そんな状況に耐えられなくなった友里恵は、行く当てもなかったために茅ケ崎市内の母子寮へ陽子さんともども入所した。
しかしここでの生活もうまくいかず、荷物を残したまま身の回りのものだけをもって出奔したのだ。その際、養育費が振り込まれていた通帳も、残していったという。

ようやくありついた風俗店での仕事だったが、ここも部屋を汚損したことが原因で退去せざるを得なくなったことは先にも述べたとおりであるが、ここでもある意味、友里恵は風俗業界という特殊な、かつ、近藤氏の言葉を引用すれば「市民的ルールをゆるやかに守るハビトゥス」から逸脱したが故に疎外されてしまったと言える。

友里恵が次にすがったのが、風俗店勤務時代になんとなくわかっていた、「優しく受け入れてくれる男の存在」だった。
少なくとも7年間は女手一つで生き抜いてきた友里恵が、今度は男性に依存することで自分の居場所を確保しようと試みたのだ。
しかし、アテにならないと踏んだ男を、友里恵は切り捨てる。
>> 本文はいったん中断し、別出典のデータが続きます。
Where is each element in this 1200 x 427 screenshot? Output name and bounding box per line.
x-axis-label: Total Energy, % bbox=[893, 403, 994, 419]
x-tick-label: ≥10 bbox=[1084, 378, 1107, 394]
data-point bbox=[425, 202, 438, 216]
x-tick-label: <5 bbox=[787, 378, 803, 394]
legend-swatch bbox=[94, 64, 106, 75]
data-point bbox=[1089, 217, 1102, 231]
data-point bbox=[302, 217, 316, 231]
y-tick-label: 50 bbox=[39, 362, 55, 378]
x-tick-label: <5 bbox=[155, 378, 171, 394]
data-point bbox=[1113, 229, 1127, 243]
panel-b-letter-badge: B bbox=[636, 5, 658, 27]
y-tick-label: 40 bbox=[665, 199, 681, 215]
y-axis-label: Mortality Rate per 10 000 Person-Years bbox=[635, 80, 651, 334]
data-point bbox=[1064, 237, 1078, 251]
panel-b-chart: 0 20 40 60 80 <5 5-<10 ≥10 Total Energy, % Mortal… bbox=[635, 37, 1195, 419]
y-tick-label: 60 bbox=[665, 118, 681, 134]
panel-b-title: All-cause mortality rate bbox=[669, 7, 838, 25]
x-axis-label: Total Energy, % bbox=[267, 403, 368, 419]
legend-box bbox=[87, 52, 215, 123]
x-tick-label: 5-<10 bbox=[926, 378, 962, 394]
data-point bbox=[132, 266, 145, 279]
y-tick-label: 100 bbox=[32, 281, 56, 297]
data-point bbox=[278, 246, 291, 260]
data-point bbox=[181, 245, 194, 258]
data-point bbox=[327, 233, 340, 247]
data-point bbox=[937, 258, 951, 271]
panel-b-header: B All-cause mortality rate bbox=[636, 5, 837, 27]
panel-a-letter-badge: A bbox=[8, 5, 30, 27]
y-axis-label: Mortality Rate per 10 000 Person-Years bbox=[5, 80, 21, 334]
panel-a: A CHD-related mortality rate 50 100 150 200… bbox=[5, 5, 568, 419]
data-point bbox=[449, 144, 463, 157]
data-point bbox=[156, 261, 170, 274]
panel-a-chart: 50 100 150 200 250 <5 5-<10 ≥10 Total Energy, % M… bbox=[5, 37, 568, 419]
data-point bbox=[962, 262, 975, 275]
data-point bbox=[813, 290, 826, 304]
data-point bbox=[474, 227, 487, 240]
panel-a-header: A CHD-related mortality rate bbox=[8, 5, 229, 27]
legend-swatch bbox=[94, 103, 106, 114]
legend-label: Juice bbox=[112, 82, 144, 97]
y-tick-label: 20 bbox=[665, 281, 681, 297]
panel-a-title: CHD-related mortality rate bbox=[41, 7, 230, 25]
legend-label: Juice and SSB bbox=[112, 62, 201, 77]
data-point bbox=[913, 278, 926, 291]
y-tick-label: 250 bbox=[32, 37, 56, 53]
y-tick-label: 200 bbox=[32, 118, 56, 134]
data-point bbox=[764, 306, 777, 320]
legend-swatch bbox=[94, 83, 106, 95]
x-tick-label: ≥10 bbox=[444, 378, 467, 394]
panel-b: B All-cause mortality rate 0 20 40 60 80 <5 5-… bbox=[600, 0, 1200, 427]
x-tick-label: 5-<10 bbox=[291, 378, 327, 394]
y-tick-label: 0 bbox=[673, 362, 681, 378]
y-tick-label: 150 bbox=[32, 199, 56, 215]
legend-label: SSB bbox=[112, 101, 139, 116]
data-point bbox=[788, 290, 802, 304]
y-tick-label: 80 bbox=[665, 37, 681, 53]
そして、出会って間もない老人男性に、「身の回りの世話をする」という条件で、居候を許されたのだった。

このように、友里恵は常に新しい居場所を探し続けて奔走していたように見える。
ただ、何かトラブルが起こった際に、改善するよりも先にそれらを捨てる、そんな極端な面があった。それが、後先考えずに行われる突飛な行動につながっていく。

募る不信感と惨めさ

家族を信じられずに育った友里恵にとって、社会もまた、自分を疎外するものでしかないと映っていた。
実家を出た直後、乳飲み子の陽子さんを抱えて生活保護を求め福祉の窓口へ行った際、「肉親がいるなら肉親に頼りなさい」と言われたという。
それ以外にもやり取りはあったようだが、取り乱して「死んでやる」と口走った友里恵に対し、それでも生活保護は通らなかった。
その時の経験から、倉敷では生活保護の相談にすら行かなかったわけだ。
一審ではこのやり取りが明かされず、単に友里恵が「生活保護の申請はしなかった」といったその言葉だけで、「積極的に動かなかった」と判断されていた。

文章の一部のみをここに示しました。